At the memorial ceremony, attended by more than 300 people, Itamar Ben-Gvit, Ben-Ari’s parliamentary assistant, declared: “We are the proud Jews, the powerful Jews, the dignified Jews, the Jews who don’t desecrate the name of the Holy One Blessed Be He by allowing a Jew anywhere to be humiliated. Ten years ago, who would have thought we would have a member of Knesset, and one with a Ph.D. in archeology and Israel Studies, representing us?”
Ben-Gvit, who in 2008 was convicted of a string of offenses, including incitement to racial hatred and disturbing the peace, continued: “I don’t know how many times I’ve been in jail. But pretty soon, the authorities will understand–”we’re the establishment now. Kahane was right, and everything he said has come true. We will show the enemies of Israel, may their names be blotted out–”the Arabs and the self-hating leftists–”that the land of Israel belongs to us, the true Jews.”
Reported The Jerusalem Report of Dec. 21, 2009: “While he was alive, Kahane’s following in Israel was largely made up of expat Americans, with only a few religious native Israelis, most of them marginal even in their own marginal communities. But the audience was almost completely native Israeli with few English speakers; the speeches, all in Hebrew, were not translated as they had been in previous years. The styles of dress and head coverings revealed that the crowd represented a wide spectrum of religious observance; at least a dozen of the younger men were wearing Israel Defense Force (IDF) uniforms, the insignias and ranks indicating that they were on active duty…”
In 1994, after the American-born Goldstein, a member of the Jewish Defense League in the U.S. and of Kahane’s Kach party in Israel, massacred 29 Palestinians in the Cave of the Patriarchs, Kach was outlawed completely. Now, signs claiming “Kahane Was Right” are frequently graffiti-sprayed throughout the country. The settler movement once distanced itself from Kahane, but today his staunchest supporters come from the settlements. And while Kahane himself was first ostracized, then legally barred from the Knesset, his avowed follower Ben-Ari is a member of the Knesset’s Constitution, Law and Justice Committee.

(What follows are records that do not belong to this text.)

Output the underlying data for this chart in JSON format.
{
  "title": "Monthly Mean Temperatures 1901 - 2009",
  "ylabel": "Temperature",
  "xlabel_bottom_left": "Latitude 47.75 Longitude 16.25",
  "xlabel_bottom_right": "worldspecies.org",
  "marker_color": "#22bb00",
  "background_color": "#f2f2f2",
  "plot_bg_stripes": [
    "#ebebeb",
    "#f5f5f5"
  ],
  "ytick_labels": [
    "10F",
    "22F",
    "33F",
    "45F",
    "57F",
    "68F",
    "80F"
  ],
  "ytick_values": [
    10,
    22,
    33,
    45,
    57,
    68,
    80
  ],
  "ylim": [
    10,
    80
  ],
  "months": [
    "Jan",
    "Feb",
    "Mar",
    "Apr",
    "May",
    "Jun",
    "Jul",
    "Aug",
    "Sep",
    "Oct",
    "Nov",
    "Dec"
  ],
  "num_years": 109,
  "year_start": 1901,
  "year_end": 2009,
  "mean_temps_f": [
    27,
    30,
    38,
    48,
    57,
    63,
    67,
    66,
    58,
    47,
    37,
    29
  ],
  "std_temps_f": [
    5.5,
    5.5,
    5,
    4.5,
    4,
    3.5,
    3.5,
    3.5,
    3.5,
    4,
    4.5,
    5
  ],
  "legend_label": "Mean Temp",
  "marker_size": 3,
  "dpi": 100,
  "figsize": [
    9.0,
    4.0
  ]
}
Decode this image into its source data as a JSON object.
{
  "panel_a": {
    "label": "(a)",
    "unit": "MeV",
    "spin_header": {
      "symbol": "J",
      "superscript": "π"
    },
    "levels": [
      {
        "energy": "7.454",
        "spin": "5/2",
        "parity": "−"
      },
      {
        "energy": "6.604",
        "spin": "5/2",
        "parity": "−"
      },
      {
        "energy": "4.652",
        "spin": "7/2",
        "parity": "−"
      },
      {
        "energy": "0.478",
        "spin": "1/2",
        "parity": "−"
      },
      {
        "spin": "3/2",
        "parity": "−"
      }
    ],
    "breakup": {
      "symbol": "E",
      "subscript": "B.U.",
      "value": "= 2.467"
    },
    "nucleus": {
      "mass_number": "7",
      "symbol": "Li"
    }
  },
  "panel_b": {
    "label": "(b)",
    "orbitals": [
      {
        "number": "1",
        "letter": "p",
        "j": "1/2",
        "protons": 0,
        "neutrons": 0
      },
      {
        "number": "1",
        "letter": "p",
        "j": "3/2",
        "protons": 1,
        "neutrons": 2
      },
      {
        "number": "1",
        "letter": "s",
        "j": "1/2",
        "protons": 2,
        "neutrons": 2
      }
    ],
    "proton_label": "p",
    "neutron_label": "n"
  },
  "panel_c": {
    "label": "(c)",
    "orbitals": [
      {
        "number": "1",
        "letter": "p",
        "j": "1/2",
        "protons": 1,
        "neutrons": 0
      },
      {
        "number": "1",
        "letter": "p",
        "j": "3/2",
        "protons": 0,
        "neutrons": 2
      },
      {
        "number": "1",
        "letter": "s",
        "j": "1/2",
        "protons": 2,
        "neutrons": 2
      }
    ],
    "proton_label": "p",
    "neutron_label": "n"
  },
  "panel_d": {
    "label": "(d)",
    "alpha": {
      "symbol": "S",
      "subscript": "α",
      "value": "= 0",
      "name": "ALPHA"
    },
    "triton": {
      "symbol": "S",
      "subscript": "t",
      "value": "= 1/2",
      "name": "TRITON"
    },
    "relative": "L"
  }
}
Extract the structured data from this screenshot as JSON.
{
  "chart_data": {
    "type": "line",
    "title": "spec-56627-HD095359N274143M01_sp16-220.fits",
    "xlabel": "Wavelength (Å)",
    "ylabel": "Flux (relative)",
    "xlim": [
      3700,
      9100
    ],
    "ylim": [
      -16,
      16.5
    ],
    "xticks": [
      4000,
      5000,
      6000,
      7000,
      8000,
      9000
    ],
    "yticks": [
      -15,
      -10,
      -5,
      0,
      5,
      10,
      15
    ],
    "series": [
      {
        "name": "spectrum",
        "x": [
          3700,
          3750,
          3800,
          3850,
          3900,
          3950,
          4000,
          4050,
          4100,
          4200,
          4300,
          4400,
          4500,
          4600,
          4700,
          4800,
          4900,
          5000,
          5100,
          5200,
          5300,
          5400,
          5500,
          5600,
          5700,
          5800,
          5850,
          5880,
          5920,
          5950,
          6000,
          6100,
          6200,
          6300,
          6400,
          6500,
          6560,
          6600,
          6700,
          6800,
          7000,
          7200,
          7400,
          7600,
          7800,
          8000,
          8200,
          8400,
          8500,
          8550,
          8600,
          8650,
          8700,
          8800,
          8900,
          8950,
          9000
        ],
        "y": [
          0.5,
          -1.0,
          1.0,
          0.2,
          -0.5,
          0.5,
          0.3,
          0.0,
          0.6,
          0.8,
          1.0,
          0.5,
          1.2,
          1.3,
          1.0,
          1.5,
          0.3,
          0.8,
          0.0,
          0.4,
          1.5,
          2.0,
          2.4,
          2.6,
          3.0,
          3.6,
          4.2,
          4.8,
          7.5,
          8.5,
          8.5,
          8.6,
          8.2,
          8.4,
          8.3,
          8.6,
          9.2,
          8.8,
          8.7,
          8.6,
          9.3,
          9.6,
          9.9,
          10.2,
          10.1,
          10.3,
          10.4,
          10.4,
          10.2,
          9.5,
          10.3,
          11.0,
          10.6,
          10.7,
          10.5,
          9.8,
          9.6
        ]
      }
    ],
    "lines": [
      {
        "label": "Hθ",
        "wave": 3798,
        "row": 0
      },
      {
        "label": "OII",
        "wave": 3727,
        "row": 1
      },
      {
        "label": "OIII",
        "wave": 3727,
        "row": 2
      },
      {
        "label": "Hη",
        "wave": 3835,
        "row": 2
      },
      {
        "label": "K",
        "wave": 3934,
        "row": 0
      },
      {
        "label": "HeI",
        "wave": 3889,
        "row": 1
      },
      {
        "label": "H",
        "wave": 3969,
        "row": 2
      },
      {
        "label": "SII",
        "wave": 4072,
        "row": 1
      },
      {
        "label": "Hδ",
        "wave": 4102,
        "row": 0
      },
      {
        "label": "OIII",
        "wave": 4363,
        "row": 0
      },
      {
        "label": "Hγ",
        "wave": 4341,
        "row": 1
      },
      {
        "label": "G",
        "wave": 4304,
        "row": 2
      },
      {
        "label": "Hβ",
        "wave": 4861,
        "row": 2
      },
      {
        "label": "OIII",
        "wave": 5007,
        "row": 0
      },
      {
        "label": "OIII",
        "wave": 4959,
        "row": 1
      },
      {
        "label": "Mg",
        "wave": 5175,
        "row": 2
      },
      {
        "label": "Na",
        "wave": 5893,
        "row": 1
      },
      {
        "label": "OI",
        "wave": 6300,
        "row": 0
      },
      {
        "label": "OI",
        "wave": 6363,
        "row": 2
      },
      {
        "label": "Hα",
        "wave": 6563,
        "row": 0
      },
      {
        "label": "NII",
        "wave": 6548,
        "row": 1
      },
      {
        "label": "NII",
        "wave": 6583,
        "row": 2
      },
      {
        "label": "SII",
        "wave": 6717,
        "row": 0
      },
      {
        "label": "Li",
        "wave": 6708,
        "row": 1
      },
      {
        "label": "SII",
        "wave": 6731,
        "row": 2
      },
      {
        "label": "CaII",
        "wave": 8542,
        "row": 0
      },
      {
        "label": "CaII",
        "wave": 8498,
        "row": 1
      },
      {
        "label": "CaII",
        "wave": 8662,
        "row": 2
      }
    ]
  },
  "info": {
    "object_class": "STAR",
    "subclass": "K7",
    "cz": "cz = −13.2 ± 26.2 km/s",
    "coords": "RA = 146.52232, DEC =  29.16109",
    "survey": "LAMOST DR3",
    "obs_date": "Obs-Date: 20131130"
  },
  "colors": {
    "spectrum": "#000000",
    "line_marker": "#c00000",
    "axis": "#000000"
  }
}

“Overall, Israeli society has turned to the right,” says Professor Emanuel Gutmann of Hebrew University. “Israeli society in general is less tolerant, less interested in compromise, and more accepting of force as a solution than it was in the past.”
In the face of all of this, why do American Jewish groups, which strenuously argue for separation of church and state in the United States and are quick to highlight any examples of bigotry within our own society, remain silent? The real test of one’s values, after all, may be a willingness to apply those values to one’s own group, as well as to others. Muslims, quite properly, are asked to disassociate themselves from the radical Islamist advocates of terror. Should Jews be held to a lesser standard? Jews cannot proclaim–”as many do–”that Israel is “central” to their religious faith and not bear responsibility for what occurs there. Bigotry, exclusivity and extremism should be equally offensive no matter who the victim is, or who the perpetrator.